Павла и его товарищей втолкнули в эту толчею, и деревянные ворота из грубых, нестроганых досок с глухим стуком захлопнулись за спинами. Он стоял, оглушенный масштабом страдания, теряясь среди моря запавших глаз и землистых лиц. Конвоиры, с хриплыми от крика голосами, тыкали прикладами, заставляя садиться на голую землю. Кормежка – раз в сутки, если повезет: котелок мутной жижи с желтыми ломтями брюквы да кусок липкого, заплесневелого хлеба, отдираемого от пальцев. Вода, драгоценная и редкая, черпалась из ржавых бочек, покрытых зеленой пленкой. Ее не хватало даже смочить пересохшее горло. Люди тихо умирали каждый день, а их тела складывали штабелями у ворот и увозили на подводах. Павел нашел место у самого края, подальше от зловонных отхожих ям. Он сидел, прижавшись спиной к столбу ограждения, стискивая кулаки до побеления костяшек. Слухи, зловещие и неумолимые, витали в спертом воздухе: «Гродно взято… Минск пал… Немцы у Березины…». Каждая весть обжигала, как раскаленный уголь, напоминая о доме, о матери Агафье, о Мишке где-то там, в открытой врагу Смоленщине. Он был один. Надо было выжить.
Спустя две недели этого кошмара их погнали к станции. Там ждал товарный поезд с вагонами для перевозки скота. Людей впихнули внутрь так, что кости трещали под давлением тел. Темнота. Духота. Невыносимая вонь немытых тел, испражнений, страха. Дыра в полу – единственное «удобство». Двери захлопнулись, щелкнули засовы. Поезд медленно тронулся. Кормили крохами – горсть черствых сухарей через решетку раз в два дня. Воды – глоток, язык прилипал к небу. В этом гробу на колесах люди сходили с ума, бились в конвульсиях или затихали навсегда. Тела не убирали. Павел стоял, прижатый к шершавой стенке. Ярость и тоска сплелись в тугой узел под грудиной.
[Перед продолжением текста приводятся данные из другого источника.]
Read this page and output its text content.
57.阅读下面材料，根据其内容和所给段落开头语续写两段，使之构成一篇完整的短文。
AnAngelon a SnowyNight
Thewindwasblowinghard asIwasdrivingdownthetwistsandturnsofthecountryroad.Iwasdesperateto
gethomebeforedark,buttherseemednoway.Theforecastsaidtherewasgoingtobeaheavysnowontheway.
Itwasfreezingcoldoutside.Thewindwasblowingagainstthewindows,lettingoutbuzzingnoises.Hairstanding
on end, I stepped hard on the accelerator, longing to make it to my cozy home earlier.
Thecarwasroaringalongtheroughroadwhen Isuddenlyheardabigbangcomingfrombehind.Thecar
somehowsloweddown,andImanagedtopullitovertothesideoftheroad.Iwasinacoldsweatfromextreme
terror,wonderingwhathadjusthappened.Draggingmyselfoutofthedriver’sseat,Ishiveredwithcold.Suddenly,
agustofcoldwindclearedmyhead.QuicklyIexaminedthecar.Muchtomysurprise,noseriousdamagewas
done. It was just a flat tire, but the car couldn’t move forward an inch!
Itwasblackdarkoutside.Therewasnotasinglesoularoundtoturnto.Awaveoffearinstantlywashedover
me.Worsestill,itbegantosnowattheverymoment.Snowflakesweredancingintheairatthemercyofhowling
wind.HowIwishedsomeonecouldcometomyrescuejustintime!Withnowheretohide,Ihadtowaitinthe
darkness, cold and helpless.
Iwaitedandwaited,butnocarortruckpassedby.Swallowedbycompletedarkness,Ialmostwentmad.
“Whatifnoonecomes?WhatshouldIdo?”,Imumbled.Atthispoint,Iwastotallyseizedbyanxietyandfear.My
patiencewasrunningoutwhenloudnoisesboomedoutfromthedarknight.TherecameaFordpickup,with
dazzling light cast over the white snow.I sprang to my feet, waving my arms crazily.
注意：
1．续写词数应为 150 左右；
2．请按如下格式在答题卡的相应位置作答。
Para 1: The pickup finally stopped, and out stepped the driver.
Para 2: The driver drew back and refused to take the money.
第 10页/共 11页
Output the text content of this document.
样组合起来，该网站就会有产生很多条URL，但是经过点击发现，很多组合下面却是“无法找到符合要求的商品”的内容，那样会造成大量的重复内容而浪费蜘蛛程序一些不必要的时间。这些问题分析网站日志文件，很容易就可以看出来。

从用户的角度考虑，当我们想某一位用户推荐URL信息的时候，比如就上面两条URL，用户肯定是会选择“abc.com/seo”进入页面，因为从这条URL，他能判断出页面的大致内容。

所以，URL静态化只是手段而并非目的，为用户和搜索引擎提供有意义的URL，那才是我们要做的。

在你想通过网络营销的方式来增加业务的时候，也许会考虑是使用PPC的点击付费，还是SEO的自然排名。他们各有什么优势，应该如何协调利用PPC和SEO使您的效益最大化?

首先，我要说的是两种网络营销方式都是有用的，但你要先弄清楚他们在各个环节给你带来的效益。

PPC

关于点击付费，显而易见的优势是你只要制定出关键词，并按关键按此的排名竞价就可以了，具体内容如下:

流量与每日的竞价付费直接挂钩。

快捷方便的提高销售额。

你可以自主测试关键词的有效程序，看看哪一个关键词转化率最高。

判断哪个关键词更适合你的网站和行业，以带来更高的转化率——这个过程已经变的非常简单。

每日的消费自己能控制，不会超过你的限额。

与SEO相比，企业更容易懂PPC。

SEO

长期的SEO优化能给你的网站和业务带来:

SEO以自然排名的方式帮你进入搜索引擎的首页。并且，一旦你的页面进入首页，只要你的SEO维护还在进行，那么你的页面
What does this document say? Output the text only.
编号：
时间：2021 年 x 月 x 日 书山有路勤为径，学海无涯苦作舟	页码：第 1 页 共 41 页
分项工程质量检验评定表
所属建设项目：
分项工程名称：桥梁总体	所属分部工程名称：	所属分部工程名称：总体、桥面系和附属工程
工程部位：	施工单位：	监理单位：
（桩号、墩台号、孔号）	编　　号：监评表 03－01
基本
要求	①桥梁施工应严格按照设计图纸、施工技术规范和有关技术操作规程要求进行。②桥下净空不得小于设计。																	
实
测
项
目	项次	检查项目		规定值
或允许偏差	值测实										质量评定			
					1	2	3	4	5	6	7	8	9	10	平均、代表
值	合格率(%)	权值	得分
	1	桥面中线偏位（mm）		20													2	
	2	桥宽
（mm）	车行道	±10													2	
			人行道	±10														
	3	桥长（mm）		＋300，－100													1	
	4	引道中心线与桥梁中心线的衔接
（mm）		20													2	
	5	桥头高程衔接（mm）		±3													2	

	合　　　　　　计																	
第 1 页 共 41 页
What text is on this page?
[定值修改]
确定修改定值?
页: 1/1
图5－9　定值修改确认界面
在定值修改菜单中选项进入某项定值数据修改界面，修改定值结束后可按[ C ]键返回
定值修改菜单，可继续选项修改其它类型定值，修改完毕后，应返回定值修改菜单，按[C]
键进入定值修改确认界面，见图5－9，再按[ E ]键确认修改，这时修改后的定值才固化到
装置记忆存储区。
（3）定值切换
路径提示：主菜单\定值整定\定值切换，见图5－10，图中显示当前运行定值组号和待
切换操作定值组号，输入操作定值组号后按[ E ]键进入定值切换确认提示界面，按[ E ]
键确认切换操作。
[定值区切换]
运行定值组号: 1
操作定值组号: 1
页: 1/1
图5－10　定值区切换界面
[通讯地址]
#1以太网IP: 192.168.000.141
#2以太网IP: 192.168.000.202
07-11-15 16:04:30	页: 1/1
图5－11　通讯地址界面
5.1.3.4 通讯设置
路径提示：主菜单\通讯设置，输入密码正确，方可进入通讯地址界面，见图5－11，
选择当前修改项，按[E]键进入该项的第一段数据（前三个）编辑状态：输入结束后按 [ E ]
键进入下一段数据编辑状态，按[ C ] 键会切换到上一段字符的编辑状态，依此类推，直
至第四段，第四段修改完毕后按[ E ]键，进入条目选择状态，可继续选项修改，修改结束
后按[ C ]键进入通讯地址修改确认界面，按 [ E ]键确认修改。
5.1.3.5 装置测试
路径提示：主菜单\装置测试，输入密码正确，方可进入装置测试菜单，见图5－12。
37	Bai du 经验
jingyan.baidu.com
Ритм колес выстукивал: «Смо-лен-щи-на... Смо-лен-щи-на...».
Наконец, их привезли вглубь Германии. Распределительный лагерь: высокие заборы с колючкой, вышки, слепящие лучи прожекторов. Карантин. Барак, набитый несчастными исхудавшими узниками, и тяжелый спертый воздух. Осмотр у лагерного врача: беглый взгляд, тычок пальцем, мол, здоров. Грубая стрижка машинкой под ноль. Баня – поливание из шланга холодной водой под смех охранника, так что тело коченело от холода и стыда.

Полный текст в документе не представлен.